Creators often work with brands to develop new content for Pinterest. There’s two main ways to do it: Content contribution, or joint promotions.
For content contributions, creators usually work behind the scenes to help a brand come up with new Pins. This is especially helpful for brands that don’t have their own creative team, and brands that want to try a new content style. The final Pins live on the brand’s Pinterest boards. Typically, these Pins don’t reference the creator who made them, so you wouldn’t get content attribution.
For joint promotions, the brand and creator work together to develop Pins or an ongoing campaign. Pin placement depends on the campaign strategy. The final Pins could live on the brand’s profile, your profile, or both. Many brands use this approach to grow their reach and get their products in front of a creator’s audience.
For example, Erica Chan Coffman from “HonestlyWTF” partnered with Old Spice to create tongue-in-cheek DIY projects using empty deodorant containers. The Pins helped Old Spice try something new and reach their audience with cheeky humor.
You can get creative with businesses you already have relationships with, or reach out to brands that might be a good fit for your personal style.

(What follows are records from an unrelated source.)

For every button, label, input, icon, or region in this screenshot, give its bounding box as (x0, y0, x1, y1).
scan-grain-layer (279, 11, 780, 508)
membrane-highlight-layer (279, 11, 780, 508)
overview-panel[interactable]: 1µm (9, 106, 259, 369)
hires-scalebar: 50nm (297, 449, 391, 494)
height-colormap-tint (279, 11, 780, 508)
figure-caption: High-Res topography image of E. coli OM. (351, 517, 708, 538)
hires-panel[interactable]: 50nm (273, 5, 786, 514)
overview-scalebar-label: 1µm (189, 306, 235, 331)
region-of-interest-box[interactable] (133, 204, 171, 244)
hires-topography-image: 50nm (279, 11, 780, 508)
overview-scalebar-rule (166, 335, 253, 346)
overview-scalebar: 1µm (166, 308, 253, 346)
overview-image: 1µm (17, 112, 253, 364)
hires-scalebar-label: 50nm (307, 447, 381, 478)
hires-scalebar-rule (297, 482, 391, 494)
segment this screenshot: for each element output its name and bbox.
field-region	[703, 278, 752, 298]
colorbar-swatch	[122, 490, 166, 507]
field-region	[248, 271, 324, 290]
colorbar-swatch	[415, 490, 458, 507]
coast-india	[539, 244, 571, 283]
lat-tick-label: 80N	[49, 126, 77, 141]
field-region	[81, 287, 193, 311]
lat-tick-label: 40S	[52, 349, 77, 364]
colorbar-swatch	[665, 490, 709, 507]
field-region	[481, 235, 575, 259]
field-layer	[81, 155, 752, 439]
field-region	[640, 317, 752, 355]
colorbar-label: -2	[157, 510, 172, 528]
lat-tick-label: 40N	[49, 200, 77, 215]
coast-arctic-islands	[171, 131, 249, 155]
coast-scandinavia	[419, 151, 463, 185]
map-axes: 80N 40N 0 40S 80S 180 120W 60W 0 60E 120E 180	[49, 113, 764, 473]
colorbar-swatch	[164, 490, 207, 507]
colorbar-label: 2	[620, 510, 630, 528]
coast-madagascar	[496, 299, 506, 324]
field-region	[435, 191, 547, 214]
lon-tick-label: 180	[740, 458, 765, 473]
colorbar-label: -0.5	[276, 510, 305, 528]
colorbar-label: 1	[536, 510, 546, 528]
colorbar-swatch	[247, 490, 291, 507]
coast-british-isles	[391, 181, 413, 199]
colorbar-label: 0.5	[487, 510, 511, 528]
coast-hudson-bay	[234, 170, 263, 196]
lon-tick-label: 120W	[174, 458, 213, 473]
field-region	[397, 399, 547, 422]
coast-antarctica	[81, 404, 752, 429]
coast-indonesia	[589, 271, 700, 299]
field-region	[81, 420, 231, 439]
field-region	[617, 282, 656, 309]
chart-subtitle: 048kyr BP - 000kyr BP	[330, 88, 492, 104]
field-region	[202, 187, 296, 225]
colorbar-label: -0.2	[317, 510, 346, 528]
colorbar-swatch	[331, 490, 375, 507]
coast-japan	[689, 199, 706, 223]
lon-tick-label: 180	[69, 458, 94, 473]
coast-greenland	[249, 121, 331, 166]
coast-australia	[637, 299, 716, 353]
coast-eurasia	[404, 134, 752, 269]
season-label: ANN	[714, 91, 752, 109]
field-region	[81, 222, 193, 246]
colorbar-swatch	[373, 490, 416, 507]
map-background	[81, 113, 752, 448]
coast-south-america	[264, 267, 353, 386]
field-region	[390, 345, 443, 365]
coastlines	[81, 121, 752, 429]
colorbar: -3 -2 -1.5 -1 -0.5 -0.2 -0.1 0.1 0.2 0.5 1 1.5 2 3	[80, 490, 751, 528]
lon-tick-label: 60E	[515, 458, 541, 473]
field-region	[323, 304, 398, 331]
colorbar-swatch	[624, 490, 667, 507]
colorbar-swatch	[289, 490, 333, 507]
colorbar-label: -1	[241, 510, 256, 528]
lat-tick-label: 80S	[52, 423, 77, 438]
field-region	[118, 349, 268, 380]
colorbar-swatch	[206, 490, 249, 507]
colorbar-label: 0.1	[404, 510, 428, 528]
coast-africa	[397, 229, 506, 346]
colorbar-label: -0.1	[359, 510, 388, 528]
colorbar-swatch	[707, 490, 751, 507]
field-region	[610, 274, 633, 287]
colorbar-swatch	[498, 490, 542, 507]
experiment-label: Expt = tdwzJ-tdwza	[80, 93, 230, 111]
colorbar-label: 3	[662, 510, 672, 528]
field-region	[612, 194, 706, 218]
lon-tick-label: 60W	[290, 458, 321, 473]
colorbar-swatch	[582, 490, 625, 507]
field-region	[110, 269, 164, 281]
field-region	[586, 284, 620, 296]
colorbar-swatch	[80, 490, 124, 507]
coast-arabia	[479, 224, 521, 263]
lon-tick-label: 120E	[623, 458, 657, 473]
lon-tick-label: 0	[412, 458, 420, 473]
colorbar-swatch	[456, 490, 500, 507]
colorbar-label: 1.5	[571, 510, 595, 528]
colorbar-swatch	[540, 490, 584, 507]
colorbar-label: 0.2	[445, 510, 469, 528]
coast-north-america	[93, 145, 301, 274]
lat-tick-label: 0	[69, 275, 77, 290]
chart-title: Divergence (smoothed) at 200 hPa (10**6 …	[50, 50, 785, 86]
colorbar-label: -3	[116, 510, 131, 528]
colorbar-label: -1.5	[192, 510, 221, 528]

Creating a shared board with a brand is a simple way to get a broader reach, since shared boards appear on both your profile and theirs. Brands typically pay creators a flat fee to curate a board that leverages their content, expertise and audience reach.
When you’re curating a board, add a mix of your Pins and the brand’s Pins. You’ll reach even more people if you make a well-rounded board that also includes content from other Pinners and from around the web.
“The REI campaign was all about bringing the outdoors in. Our shared Pinterest board gave our audiences inspiration for how to have jungly living-walls and starry nights from the comfort of your living room.”
- Make sure you have a business account before you reach out to brands. You’ll get extra goodies like Pinterest Analytics, and brands will be able to see your monthly viewers when they visit your profile.
- If you have a press or media kit, add your Pinterest reach so you can show off your stats when you pitch to brands.
- Follow our creative best practices for every Pin you make.
- Be transparent about your partnership if you’re promoting a brand’s products or services, and make sure you’re complying with any labeling laws. Check out Pinterest’s community guidelines for info on our policies. If you’re in the US, consult the FTC’s endorsement guidelines.